Here's something I learned recently, while S was assisting me with the (ridiculously intense) bust adjustments on the Tailored Suit (cue sharp intake of breath): I no longer have full-on-top breasts. You know how I've been telling y'all for almost 5 years about my unique, sometimes challenging, always observable high bust? Well, it's moving on, apparently.
How did I learn this? I gained some idea when I did a muslin and discovered this (see photos). But it turns out, no matter how I tried to resolve the extending puff of fabric above my full bust, it didn't go away till S suggest what I needed was an SBA (small bust adjustment) above my full bust which had already been FBAed up the yin yang. Um, what?!
I'm the woman with the notable full upper bust. How is it that I had to adjust my (on paper) size 6 pattern into an (on paper) size 4 pattern between an inch above my nipples and my breastbone??? (The trolls are going to have a field day with that sentence, by the way.)
Here's my point (and Fitting Barrier 1): One's identity does not always reflect reality.
I can dwell on how I feel, existentially, about a full bust that has lost some of its fullness, projecting my angst (if nothing else!) and assert that nothing's changed. Or, I can fit the bust I have and make it look terrific. I have opted for the latter and I recommend it.
All this is to say that fitting is a dual experience: it's the determination of how to shape cloth around the body for optimal effect AND it's the ability of the one being fitted to allow the body to be what it is. To allow the fit to be simply what is.
Caveat: This is not the optimal time to dislike any aspect of how you look (not that that's necessarily in your purview). If you can't get with what you see as you fit, I can only suggest that you aim to change it by other means. Fitting is focused solely on what is, not on what you would like it to be. I've had these hardline words with myself on more than one occasion, I assure you.
Fitting Barrier 2: The second barrier to good fit? Fear of unknowable complexity. New sewists are particularly susceptible to this. Hello - it's hard enough to figure out a princess seam without applying it to a garment that's been fitted to perfection. What do those drag lines even mean? Are they drag lines? Maybe they're puffs of extra fabric. Maybe they aren't even there. How does one reflect changes to a muslin back onto a paper pattern? How does one make changes to a muslin? What's a muslin?? What's the point???
I'm not going to sugar coat it. It's practically impossible to learn everything at once, regardless of how kick ass you happen to be. Maybe, as you develop initial technical skills and confidence, fine fit (as opposed to excellent fit) is just fine. I worked mainly with stable knits for much of my first 2 years of sewing. I'm only just beginning to tackle the vast unknown that is my fitted torso.
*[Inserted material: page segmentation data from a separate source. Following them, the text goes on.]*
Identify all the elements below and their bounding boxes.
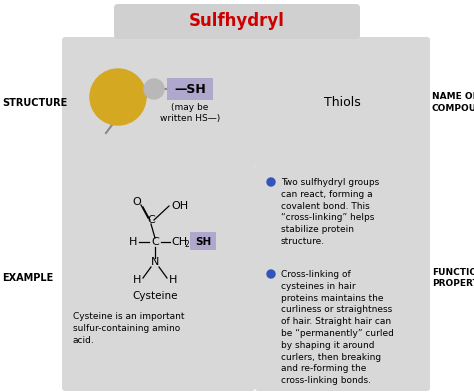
Text: Cross-linking of
cysteines in hair
proteins maintains the
curliness or straightn: Cross-linking of cysteines in hair prote… [281,270,394,385]
FancyBboxPatch shape [62,165,255,391]
FancyBboxPatch shape [255,37,430,168]
Text: Thiols: Thiols [324,96,361,109]
Text: —SH: —SH [174,82,206,96]
Text: Cysteine: Cysteine [132,291,178,301]
Text: C: C [151,237,159,247]
Text: SH: SH [195,237,211,247]
Circle shape [267,178,275,186]
FancyBboxPatch shape [62,37,255,168]
Text: Sulfhydryl: Sulfhydryl [189,12,285,30]
Text: O: O [133,197,141,207]
FancyBboxPatch shape [167,78,213,100]
Circle shape [90,69,146,125]
Circle shape [144,79,164,99]
Text: STRUCTURE: STRUCTURE [2,98,67,107]
FancyBboxPatch shape [255,165,430,391]
Text: H: H [129,237,137,247]
Text: CH: CH [171,237,187,247]
Text: N: N [151,257,159,267]
Text: C: C [147,215,155,225]
Circle shape [267,270,275,278]
Text: FUNCTIONAL
PROPERTIES: FUNCTIONAL PROPERTIES [432,268,474,289]
Text: H: H [133,275,141,285]
Text: Cysteine is an important
sulfur-containing amino
acid.: Cysteine is an important sulfur-containi… [73,312,184,345]
Text: (may be
written HS—): (may be written HS—) [160,103,220,123]
Text: 2: 2 [185,240,190,249]
FancyBboxPatch shape [190,232,216,250]
Text: Two sulfhydryl groups
can react, forming a
covalent bond. This
“cross-linking” h: Two sulfhydryl groups can react, forming… [281,178,379,246]
FancyBboxPatch shape [114,4,360,39]
Text: EXAMPLE: EXAMPLE [2,273,53,283]
Text: OH: OH [171,201,188,211]
Text: H: H [169,275,177,285]
Text: NAME OF
COMPOUND: NAME OF COMPOUND [432,92,474,113]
And I now have the benefit of a fitting friend!
That brings me to Fitting Barrier 3: You only have 2 hands and a certain amount of energy before you'll likely want to chuck everything out the window. I cannot recommend a fitting friend strongly enough. I'm not saying you will find one (though I wish one for you, truly), simply that you should be eternally open to the possibility. Seize upon it at any opportunity. And, as you continue on your own, recognize that you can't do everything in one session. Finding good fit is iterative. Iterations go faster with more hands.
Why am I focusing on barriers? Why not?
These are the landscapes in which we find ourselves. You're probably challenged by one of these barriers to some extent or another. Maybe you have others you can share.
Would it help you to know that most everyone feels out of his or her depth? I mean, I haven't done a scientific poll, but every book I read, every blog, every person I talk to reiterates this sense of fundamental concern. What if I'm not doing it right because...?
I think it helps to assess our concerns. I have encountered - nay, continue to encounter - all of these concerns on a regular basis. But I'm trying to push through in pursuit of the greater good.
So, today's questions are: Do you consider yourself a novice or an expert (or somewhere in between)? What fitting barriers have you experienced, do you continue to experience? Experts: Can you give us some tips about how to develop confidence and skill? What are moments of epiphany you've experienced?
Let's take some time to talk about our concerns and, in so doing, release them. OK?